Subsequently, as you saw in the Daily Show clip, all three officials, on or around August 15, did what can only be termed a group-floating of trial balloons to see how people would respond if the insurance companies got their dearest wish and the public option were taken off the table. So no, readers, you weren't imagining things, and for once, this wasn't a media-created meme. The White House actually did start to back down on the one remaining cornerstone to real health-care reform: a government-funded public plan. And the reactions around the blogosphere (and even among those interviewed by the traditional media)--as expected, and gratifyingly en masse--ranged from bitter disappointment to disgust and outrage, with many accusing the White House of giving in to the opposition, plain and simple.
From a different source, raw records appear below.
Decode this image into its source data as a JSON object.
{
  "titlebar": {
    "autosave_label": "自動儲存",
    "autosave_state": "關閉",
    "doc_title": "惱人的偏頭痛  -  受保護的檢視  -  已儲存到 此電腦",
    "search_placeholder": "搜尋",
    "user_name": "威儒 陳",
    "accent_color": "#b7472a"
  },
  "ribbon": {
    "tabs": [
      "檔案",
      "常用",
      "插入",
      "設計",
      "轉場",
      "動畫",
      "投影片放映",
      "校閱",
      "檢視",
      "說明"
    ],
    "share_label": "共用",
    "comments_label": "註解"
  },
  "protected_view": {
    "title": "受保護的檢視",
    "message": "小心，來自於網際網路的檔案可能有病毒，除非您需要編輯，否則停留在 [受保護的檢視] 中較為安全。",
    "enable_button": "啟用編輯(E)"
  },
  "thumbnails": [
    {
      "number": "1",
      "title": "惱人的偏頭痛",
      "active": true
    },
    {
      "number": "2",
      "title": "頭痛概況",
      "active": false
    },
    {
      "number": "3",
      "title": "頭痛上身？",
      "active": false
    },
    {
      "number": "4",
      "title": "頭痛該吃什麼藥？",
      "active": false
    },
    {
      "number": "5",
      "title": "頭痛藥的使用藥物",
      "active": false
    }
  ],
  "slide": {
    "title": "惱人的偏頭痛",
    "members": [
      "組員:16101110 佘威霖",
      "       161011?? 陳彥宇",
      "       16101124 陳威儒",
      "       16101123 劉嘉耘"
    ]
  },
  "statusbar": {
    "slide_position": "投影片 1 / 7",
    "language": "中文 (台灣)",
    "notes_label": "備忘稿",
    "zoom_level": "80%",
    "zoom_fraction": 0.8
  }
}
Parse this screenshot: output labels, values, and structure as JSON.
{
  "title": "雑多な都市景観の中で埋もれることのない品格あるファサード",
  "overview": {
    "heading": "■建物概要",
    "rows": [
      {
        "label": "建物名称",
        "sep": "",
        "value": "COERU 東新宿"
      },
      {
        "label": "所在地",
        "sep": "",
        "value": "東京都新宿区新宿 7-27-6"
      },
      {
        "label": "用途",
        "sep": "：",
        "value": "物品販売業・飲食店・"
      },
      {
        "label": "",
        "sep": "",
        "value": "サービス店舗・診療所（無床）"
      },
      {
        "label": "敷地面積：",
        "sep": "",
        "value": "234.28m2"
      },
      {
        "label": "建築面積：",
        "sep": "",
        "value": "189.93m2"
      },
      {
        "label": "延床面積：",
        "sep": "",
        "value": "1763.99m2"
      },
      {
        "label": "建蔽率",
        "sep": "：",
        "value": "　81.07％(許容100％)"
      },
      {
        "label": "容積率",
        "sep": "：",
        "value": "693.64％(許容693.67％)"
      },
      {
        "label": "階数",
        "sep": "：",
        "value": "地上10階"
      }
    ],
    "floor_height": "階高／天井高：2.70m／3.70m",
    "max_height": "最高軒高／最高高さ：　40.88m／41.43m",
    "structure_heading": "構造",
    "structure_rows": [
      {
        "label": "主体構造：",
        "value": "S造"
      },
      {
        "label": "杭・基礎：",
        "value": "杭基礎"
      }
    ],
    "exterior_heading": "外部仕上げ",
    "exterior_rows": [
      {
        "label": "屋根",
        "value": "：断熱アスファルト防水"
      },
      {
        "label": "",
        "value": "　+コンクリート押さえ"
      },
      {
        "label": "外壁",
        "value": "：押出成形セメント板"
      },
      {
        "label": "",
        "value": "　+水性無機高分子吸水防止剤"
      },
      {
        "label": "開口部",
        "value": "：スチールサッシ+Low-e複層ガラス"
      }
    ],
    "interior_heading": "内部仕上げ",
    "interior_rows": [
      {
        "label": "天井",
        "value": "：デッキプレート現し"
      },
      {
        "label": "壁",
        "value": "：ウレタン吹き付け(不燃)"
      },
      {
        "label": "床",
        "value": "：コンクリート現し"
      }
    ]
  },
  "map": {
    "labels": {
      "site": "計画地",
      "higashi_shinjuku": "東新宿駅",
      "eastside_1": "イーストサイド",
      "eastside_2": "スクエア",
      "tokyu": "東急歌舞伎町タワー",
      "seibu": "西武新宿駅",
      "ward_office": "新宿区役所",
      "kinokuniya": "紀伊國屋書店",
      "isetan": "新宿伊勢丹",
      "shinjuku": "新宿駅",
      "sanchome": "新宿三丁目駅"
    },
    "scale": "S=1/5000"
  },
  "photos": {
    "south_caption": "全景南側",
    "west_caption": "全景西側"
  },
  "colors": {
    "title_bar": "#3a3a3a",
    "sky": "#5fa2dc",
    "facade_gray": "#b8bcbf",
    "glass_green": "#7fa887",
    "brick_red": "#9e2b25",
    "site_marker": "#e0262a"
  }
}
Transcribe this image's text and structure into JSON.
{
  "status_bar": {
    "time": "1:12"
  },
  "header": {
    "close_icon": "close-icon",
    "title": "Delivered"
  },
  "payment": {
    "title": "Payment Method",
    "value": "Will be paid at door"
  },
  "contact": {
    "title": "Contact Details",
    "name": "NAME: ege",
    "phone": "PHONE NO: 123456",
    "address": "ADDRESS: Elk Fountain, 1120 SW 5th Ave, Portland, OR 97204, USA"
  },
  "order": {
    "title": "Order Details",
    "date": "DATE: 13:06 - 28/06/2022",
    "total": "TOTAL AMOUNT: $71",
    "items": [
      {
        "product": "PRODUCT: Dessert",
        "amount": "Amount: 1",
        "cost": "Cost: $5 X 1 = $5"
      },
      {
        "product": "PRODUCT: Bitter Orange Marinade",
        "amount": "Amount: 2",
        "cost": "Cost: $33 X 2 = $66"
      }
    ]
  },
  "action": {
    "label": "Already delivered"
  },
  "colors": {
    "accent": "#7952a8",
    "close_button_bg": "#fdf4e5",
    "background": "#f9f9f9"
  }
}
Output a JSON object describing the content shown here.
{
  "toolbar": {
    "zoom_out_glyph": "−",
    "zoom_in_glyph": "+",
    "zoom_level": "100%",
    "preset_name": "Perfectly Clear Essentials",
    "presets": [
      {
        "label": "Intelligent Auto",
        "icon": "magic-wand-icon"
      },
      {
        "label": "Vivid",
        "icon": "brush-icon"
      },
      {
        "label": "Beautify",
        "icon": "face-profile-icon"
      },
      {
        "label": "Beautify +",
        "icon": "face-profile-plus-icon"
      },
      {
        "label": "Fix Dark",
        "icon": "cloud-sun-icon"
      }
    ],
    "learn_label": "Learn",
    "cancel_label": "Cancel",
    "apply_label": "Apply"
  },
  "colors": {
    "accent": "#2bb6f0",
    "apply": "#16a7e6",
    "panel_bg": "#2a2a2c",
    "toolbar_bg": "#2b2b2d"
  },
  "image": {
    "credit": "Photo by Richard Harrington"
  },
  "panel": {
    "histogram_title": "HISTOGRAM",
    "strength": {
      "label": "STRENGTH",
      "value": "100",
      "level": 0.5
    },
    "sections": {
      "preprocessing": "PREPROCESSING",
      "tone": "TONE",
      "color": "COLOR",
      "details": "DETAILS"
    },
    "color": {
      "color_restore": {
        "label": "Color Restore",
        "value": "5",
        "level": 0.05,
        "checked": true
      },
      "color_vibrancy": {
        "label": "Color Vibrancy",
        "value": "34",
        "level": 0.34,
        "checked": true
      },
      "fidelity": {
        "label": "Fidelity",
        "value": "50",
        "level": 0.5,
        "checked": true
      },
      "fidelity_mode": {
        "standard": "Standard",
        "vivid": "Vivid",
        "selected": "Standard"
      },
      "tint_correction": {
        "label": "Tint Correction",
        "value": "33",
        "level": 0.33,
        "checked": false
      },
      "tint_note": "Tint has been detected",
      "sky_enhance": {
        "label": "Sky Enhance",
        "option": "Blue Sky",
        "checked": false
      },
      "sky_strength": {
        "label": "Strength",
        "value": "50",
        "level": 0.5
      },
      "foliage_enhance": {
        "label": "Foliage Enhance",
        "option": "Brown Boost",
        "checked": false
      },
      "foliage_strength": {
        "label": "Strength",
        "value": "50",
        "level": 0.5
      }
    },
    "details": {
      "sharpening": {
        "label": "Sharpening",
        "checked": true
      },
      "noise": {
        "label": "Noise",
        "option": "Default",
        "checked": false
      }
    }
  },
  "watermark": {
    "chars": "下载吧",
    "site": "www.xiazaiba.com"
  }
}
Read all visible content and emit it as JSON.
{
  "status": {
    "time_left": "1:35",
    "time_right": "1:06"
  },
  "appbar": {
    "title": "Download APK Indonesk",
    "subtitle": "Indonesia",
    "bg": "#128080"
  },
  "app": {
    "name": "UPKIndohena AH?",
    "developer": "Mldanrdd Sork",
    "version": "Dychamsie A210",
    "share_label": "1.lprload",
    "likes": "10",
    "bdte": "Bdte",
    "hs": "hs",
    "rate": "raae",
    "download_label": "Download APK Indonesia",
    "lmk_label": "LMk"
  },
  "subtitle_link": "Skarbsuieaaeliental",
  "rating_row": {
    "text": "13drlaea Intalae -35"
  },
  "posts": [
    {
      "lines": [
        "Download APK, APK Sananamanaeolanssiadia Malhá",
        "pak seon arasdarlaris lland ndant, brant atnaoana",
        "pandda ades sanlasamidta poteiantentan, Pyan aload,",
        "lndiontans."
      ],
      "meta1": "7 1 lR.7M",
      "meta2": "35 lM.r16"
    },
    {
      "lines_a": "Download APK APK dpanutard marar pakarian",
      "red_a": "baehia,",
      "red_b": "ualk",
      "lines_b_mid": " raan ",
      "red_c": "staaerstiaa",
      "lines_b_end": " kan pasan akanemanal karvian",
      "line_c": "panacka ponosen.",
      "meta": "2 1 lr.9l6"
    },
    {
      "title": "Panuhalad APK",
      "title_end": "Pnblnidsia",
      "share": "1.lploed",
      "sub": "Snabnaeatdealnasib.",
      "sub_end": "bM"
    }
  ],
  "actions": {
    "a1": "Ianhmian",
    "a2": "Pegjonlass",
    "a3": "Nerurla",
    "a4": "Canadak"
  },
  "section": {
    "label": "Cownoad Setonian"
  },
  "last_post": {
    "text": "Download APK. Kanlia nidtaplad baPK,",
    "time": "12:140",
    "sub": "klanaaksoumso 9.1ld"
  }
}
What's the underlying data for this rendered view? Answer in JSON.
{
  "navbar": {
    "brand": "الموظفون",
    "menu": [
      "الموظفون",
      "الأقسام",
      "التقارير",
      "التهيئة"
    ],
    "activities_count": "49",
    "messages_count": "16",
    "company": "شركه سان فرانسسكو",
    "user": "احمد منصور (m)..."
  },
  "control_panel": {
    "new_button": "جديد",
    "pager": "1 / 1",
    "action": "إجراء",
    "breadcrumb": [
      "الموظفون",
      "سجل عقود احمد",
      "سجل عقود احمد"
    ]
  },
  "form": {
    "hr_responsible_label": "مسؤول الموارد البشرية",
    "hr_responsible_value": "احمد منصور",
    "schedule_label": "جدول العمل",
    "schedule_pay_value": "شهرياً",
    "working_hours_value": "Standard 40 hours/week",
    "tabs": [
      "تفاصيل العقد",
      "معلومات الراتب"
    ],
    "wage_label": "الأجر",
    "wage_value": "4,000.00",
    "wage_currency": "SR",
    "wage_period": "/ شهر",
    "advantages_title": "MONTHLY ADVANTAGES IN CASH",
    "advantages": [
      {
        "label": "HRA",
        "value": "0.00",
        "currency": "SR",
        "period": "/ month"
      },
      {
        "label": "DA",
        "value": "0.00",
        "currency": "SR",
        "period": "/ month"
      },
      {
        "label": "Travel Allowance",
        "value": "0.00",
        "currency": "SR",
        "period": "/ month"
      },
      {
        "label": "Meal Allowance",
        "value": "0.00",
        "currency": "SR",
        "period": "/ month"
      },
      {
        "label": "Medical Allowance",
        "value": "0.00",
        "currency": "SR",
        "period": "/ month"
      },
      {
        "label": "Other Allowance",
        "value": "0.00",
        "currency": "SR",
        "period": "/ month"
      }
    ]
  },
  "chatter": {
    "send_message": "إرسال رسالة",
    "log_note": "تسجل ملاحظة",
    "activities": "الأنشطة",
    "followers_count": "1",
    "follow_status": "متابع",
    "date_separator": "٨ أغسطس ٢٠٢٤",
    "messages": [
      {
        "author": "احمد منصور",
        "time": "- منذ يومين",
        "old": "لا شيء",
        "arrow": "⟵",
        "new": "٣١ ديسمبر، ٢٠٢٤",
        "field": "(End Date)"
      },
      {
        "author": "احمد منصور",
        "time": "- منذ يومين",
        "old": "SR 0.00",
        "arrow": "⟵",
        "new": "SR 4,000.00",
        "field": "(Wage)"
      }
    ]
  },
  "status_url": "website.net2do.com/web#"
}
Which charge is entirely justified, I think. If America is truly led by a government of the people, by the people, and for the people, as opposed to one that's of, by, and for the corporations--in this case, the insurance and pharmaceutical industries--the President cannot possibly countenance this shameless capitulation to the opposition. And nor can we.

UPDATE: kathy a. points to this USA Today piece in which Robert Gibbs calls all of this a "media overreaction" and says the public option is still on the table.